Dr. Byrd expects the population to "stabilize at 400 [pairs] or less. I don't think the habitat is left for more."

Protecting the remaining habitat will be a challenge. On the James River, most of the heavily eagled shoreline we passed in Dr. Byrd's skiff consists of huge old plantations like historic Westover.

But he estimates that less than a mile of this section is fully preserved against development.

Part of that mile is under federal protection. Along with conservation groups, Dr. Byrd was instrumental in persuading Congress to create the James River National Bald Eagle Refuge a few years ago.

The land was to be developed into 450 homesites on the water's edge.

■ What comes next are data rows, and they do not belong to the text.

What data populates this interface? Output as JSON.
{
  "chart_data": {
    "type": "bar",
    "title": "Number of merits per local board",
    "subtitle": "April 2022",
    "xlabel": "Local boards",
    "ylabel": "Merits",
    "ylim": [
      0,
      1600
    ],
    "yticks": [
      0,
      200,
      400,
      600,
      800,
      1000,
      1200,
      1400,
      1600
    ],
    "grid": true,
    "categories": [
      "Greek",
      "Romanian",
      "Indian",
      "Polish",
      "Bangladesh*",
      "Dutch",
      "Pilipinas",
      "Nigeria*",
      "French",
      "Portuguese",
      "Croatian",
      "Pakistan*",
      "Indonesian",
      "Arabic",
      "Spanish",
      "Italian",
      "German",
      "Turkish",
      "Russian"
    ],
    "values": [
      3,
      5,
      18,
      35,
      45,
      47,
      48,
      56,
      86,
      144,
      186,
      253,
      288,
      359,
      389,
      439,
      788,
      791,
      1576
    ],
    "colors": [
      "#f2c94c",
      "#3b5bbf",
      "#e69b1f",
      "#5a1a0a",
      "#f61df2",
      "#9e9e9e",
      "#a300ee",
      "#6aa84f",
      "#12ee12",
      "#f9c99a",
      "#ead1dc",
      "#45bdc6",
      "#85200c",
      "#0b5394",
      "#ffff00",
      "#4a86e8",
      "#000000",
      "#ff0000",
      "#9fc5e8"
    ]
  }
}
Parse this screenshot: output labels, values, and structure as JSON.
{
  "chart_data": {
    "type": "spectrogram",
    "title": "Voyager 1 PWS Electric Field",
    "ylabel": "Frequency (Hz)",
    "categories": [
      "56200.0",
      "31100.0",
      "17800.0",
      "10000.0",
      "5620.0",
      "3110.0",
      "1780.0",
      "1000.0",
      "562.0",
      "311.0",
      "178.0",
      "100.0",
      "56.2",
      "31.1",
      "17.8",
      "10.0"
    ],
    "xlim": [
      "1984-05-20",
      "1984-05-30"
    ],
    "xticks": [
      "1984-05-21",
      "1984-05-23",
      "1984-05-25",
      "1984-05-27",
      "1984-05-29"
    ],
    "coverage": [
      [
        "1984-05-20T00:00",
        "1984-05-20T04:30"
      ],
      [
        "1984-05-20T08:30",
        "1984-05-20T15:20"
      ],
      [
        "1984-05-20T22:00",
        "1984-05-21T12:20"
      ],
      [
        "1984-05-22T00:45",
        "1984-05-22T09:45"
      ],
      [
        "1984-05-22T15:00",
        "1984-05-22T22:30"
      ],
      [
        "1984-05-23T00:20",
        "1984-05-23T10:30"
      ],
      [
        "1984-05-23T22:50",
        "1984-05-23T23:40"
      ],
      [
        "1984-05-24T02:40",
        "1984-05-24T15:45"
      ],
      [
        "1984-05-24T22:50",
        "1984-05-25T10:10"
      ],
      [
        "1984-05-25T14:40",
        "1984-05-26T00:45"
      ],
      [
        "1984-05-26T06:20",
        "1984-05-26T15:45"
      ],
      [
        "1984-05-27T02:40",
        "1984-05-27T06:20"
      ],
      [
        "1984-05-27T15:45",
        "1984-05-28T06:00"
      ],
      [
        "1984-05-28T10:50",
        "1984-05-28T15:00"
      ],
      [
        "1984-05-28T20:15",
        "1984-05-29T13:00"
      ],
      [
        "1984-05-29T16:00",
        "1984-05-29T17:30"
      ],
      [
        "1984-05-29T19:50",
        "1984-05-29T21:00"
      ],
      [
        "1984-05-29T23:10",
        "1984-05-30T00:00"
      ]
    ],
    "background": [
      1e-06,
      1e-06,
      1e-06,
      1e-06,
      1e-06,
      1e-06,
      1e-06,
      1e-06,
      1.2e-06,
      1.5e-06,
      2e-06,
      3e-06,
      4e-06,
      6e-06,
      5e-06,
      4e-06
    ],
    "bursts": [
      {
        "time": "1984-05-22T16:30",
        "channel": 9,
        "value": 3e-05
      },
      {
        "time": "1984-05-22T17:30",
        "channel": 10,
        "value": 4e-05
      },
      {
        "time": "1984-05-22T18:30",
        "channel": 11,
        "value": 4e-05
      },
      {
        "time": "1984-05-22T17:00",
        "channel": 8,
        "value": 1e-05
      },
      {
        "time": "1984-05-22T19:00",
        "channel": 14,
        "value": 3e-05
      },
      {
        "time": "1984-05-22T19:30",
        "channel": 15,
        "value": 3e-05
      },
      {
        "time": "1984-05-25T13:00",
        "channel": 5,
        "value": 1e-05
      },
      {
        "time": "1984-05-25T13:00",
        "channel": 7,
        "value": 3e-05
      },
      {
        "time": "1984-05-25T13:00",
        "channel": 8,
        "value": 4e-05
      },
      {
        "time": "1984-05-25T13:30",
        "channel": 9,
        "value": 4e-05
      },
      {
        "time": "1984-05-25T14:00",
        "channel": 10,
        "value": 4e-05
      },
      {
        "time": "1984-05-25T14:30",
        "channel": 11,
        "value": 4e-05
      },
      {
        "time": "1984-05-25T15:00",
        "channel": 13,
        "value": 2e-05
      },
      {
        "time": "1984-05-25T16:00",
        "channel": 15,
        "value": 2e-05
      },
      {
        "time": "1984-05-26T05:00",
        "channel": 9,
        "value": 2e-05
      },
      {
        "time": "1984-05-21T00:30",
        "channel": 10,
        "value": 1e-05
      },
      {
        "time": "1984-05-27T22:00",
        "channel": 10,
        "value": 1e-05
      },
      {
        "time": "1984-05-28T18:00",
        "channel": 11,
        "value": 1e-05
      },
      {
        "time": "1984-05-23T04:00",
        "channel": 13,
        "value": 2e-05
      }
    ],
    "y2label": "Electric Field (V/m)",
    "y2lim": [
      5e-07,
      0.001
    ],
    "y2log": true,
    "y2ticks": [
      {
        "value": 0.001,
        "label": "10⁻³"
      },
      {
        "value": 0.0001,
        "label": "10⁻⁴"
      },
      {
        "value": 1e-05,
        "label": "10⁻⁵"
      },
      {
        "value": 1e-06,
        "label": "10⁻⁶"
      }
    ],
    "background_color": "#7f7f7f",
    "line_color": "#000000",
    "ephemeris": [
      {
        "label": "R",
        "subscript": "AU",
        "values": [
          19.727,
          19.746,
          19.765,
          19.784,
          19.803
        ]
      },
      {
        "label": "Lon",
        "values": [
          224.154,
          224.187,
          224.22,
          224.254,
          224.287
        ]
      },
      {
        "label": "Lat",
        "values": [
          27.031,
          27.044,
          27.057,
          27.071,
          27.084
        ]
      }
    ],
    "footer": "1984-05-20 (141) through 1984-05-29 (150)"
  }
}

The water's edge, otherwise known as waterfront real estate, is, of course, where humans most want to settle.

A ruinous taxation

Some counties in Virginia are adopting a ruinous taxation of all waterfront at its "highest and best use," virtually guaranteeing that such property will be forced out of farm and forest uses and developed.

Virginia's Chesapeake Bay Preservation Act in theory affords some protection to forested shoreline; but the law allows development to within 100 feet of the water's edge, and homeowners can cut trees as needed to ensure a view of the water.

Logging and farming can occur even within the 100-foot buffer.

Maryland's critical area law, while it has its share of loopholes, restricts development in much of the state's forested bay shore in a zone 1,000 feet back from the edge of the water.

The law has allowed the state, in conjunction with the federal Endangered Species Act, to have "the strongest protection for bald eagles in the U.S. that I know of," says Scott Smith, a wildlife biologist with Maryland's Department of Natural Resources.

The eagle has landed. At least one pair now nests in virtually every bay county with tidal shoreline, including 17 counties in Maryland. And reproduction is said to be healthy.

The birds will do their part, if we keep our promises about the shoreline.